There are unlikely to be any clinical signs specifically related to hyperkalaemia other than those attributable to cardiotoxicity. This may be evident from the presence of widened QRS complexes or tall, tented T-waves on ECG. Serious arrhythmias such as ventricular tachycardia or fibrillation may develop.

Causes

• Sample error due to haemolysis during or following sampling. Always send an urgent repeat specimen to verify the level, aiming to obtain a good free-flowing specimen
• Oliguria. In health, any excess potassium is readily excreted by the kidneys. Ensure that the blood pressure is adequate and that the baby is not dehydrated. Discontinue indometacin if it is in use
• Congenital adrenal hyperplasia
• Genuine haemolysis
• Medication/ fluid prescription error
• Immaturity. Extremely preterm infants may have immature potassium excreting capacity in the distal tubule
• Acidosis. Potassium leaks out of the cells into the extracellular fluid when there is acidosis

Treatments

Aim to improve the underlying cause to whatever extent possible as all of the following treatments are only temporary measures. The measures outlined below should then be considered in order.

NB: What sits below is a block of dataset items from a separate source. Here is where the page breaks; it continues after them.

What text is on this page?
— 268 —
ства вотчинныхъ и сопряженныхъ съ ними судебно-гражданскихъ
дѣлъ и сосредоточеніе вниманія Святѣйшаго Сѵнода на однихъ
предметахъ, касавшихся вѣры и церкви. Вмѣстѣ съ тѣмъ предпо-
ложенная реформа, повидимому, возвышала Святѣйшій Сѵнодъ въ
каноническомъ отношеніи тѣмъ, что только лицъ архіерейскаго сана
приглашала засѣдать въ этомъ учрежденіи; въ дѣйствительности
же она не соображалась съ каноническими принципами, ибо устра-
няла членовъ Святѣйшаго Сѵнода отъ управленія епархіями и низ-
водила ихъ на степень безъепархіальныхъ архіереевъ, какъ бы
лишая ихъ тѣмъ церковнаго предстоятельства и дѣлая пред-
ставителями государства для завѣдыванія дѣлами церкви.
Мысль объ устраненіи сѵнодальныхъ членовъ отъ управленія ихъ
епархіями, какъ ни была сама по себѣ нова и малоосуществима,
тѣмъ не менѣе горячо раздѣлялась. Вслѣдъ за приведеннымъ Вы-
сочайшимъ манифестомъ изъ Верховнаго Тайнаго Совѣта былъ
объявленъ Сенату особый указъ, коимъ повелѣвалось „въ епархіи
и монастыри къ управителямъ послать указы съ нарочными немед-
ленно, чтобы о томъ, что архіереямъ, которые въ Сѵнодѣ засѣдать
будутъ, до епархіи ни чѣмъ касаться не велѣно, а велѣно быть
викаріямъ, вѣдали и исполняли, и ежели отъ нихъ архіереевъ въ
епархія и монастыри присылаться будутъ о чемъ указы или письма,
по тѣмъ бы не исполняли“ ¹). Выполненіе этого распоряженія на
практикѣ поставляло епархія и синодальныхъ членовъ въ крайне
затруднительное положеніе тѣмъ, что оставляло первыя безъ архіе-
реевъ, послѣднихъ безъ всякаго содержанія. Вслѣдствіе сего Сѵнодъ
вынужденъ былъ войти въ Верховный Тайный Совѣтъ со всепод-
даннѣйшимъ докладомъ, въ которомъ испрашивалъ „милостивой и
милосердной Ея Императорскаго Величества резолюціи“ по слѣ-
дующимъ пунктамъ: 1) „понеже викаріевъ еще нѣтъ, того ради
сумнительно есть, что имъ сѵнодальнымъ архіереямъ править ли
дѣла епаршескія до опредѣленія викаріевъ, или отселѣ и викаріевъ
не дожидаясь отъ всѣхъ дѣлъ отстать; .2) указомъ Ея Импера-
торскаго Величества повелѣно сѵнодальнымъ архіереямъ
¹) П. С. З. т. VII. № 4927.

• Remove all sources of potassium intake and review fluid balance and blood pressure
• In all infants who require more aggressive treatment, administer calcium resonium 4-6 hourly rectally. This is the only treatment which removes potassium from the body. It takes 1-2 hours to act and lasts around 6 hours.
• Normalise acid base balance. If there is metabolic acidosis, give bicarbonate i.v. If there is respiratory acidosis, attempt to increase CO2 elimination. This will drive some of the potassium into the cells within 5-10 minutes and the effect should last around 2 hours
• If there is evidence of myocardial excitability, give calcium gluconate i.v. This will not lower the potassium levels but will help to prevent arrhythmias. It takes 5-10 minutes to act and the protection may be effective for 30-60 minutes. Aim to normalise the plasma calcium with maintenance treatment.
• Salbutamol infusion promotes intracellular uptake of potassium by inducing Na+/K+-ATPase. It will lower potassium levels over about 40 minutes. Maintain a continuous infusion as long as potassium remains dangerously high. Start with 200 nanograms per kg per minute. Discuss dose alterations with the consultant.
• Glucose and insulin drive potassium into the cells. Increase the rate of glucose infusion to around 10mg/kg/min. This is approximately equivalent to 150mls/kg/day of 10% glucose, so if this was already your background intake you may need to go higher. Remember that you can increase the glucose concentration as well as the infusion rate. Titrate insulin to maintain normal blood glucose.
• Bicarbonate, salbutamol and glucose and insulin work through different mechanisms and may be used in combination with one another.
• Exchange transfusion will lower potassium levels for 12 hours or more.